Graham, S.D.N (2005). Software-sorted geographies, Progress in Human Geography29, 5 (2005) pp. 1–19. The central claim of the paper is that computerized systems act as "ordinary" mediators through which people encounter the world, hence the term "software sorting":

"Software-sorting is the means through which such selective access is organized (Graham and Wood, 2003). Such processes operate through a vast universe of what Michel Callon (1986) has termed ‘obligatory passage points’. These are particular topological spaces within sociotechnical systems through which actors have to ‘pass’in order that the system actually functions in the way that dominant actors desire. (...) Crucially, however, the links between software-sorting and geographical inequalities are inherently complex, ambivalent and ambiguous. (...) While they are inherently multitudinous, diverse and ambivalent, and operate at multiple scales, the predominant dynamic of contemporary software-sorting innovations seems to be linked closely to the elaboration of neoliberal models of state construction and service provision"
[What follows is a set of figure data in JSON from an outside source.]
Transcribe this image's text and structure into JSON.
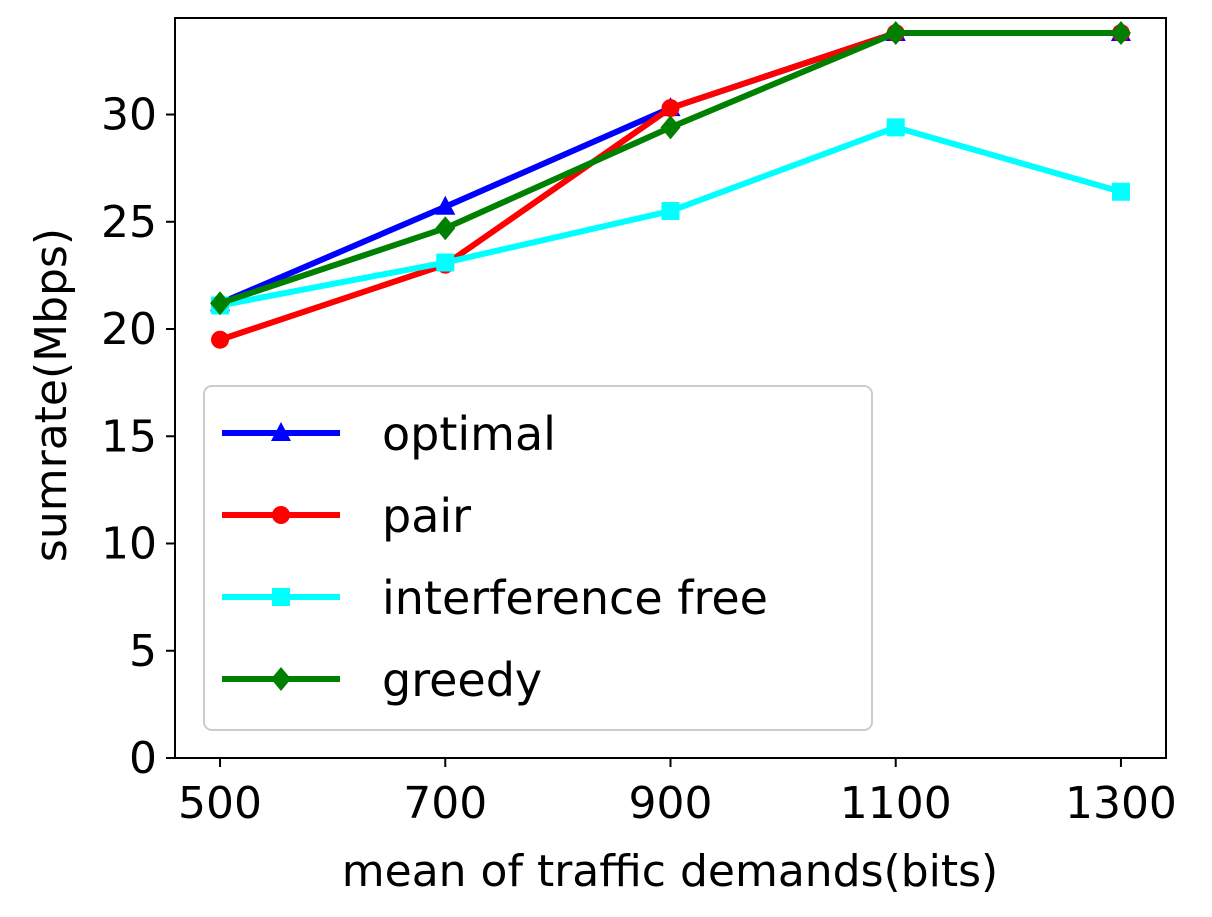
{
  "chart_data": {
    "type": "line",
    "title": "",
    "xlabel": "mean of traffic demands(bits)",
    "ylabel": "sumrate(Mbps)",
    "x": [
      500,
      700,
      900,
      1100,
      1300
    ],
    "xticks": [
      500,
      700,
      900,
      1100,
      1300
    ],
    "yticks": [
      0,
      5,
      10,
      15,
      20,
      25,
      30
    ],
    "xlim": [
      460,
      1340
    ],
    "ylim": [
      0,
      34.5
    ],
    "grid": false,
    "legend_position": "lower-left",
    "series": [
      {
        "name": "optimal",
        "color": "#0000ff",
        "marker": "triangle",
        "values": [
          21.2,
          25.7,
          30.3,
          33.8,
          33.8
        ]
      },
      {
        "name": "pair",
        "color": "#ff0000",
        "marker": "circle",
        "values": [
          19.5,
          23.0,
          30.3,
          33.8,
          33.8
        ]
      },
      {
        "name": "interference free",
        "color": "#00ffff",
        "marker": "square",
        "values": [
          21.1,
          23.1,
          25.5,
          29.4,
          26.4
        ]
      },
      {
        "name": "greedy",
        "color": "#008000",
        "marker": "diamond",
        "values": [
          21.2,
          24.7,
          29.4,
          33.8,
          33.8
        ]
      }
    ]
  }
}
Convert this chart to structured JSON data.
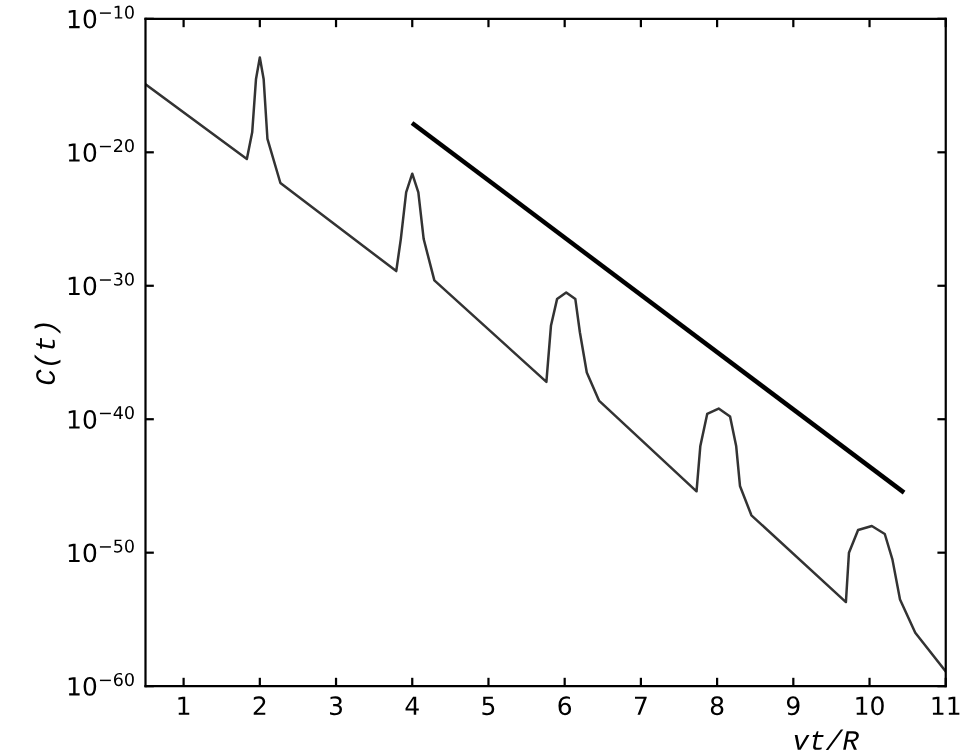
{
  "chart_data": {
    "type": "line",
    "xlabel": "vt/R",
    "ylabel": "C(t)",
    "log": "y",
    "xlim": [
      0.5,
      11
    ],
    "xticks": [
      1,
      2,
      3,
      4,
      5,
      6,
      7,
      8,
      9,
      10,
      11
    ],
    "ylim": [
      1e-60,
      1e-10
    ],
    "yticks": [
      {
        "value": 1e-60,
        "label": "10$^{−60}$"
      },
      {
        "value": 1e-50,
        "label": "10$^{−50}$"
      },
      {
        "value": 1e-40,
        "label": "10$^{−40}$"
      },
      {
        "value": 1e-30,
        "label": "10$^{−30}$"
      },
      {
        "value": 1e-20,
        "label": "10$^{−20}$"
      },
      {
        "value": 1e-10,
        "label": "10$^{−10}$"
      }
    ],
    "grid": false,
    "legend": false,
    "marker": "none",
    "line_style": "solid",
    "series": [
      {
        "color": "#333333",
        "x": [
          0.5,
          1.83,
          1.9,
          1.95,
          2.0,
          2.05,
          2.1,
          2.27,
          3.79,
          3.85,
          3.92,
          4.0,
          4.08,
          4.15,
          4.29,
          5.76,
          5.82,
          5.9,
          6.02,
          6.14,
          6.2,
          6.29,
          6.45,
          7.73,
          7.78,
          7.87,
          8.02,
          8.17,
          8.25,
          8.3,
          8.45,
          9.69,
          9.73,
          9.85,
          10.03,
          10.2,
          10.3,
          10.4,
          10.6,
          11.0
        ],
        "values": [
          1.26e-15,
          3.16e-21,
          3.16e-19,
          3.16e-15,
          1.26e-13,
          3.16e-15,
          1e-19,
          5e-23,
          1.26e-29,
          3.16e-27,
          1e-23,
          2.51e-22,
          1e-23,
          3.16e-27,
          2.51e-30,
          6.31e-38,
          1e-33,
          1e-31,
          3.16e-31,
          1e-31,
          3.16e-34,
          3.16e-37,
          2.51e-39,
          3.98e-46,
          1e-42,
          2.51e-40,
          6.31e-40,
          1.58e-40,
          1e-42,
          1e-45,
          6.31e-48,
          2e-54,
          1e-50,
          5.01e-49,
          1e-48,
          2.51e-49,
          3.16e-51,
          3.16e-54,
          1e-56,
          1.26e-59
        ]
      },
      {
        "color": "#000000",
        "x": [
          4.02,
          10.43
        ],
        "values": [
          1.26e-18,
          3.98e-46
        ]
      }
    ]
  }
}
What I also strikingly interesting for my interest in this paper is this:

"attention has turned away from discussions suggesting that such technologies offer access to some ‘virtual’ domain which is somehow distinct and separable, in some binary way, from the ‘real’spaces and places of cities and material urban life (Woolgar, 2002). In their place, much more nuanced and sophisticated approaches are emerging. These stress that new technologies are intimately involved in the fine-grained and subtle transformations, or ‘remediations’, of place- and space-based social worlds (Bolter and Grusin, 2000; Haythornwaite and Wellman, 2002; Graham, 2004a; 2004b). Far from being separated domains, then, such perspectives underline that the coded worlds of the ‘virtual’ actually work to continually constitute, structure and facilitate the place-based practices of the material world (Dodge and Kitchin, 2004: 198). Castells (1996: 373) calls this the shift from ‘virtual reality’to ‘real virtuality’(see Dodge and Kitchin, 2004)."

And I also liked that one:

"In addressing this wide research, policy and activist agenda, the challenge is to maintain a critical and informed position without falling foul of dystopian and absolutist scenarios suggesting that software-sorting techniques are somehow limitless, completely integrated, and all-powerful. As Koskella (2003) suggests, ‘urban space will always remain less knowable and, thus, less controllable than the restricted panoptic space’"

... given that technologies are not seamless and perfectly working, software-sorted geographies can fail.

Why do I blog this? lots of reading lately from the geography field, certainly because I discovered how that domain address ubiquitous computing from a very relevant angle.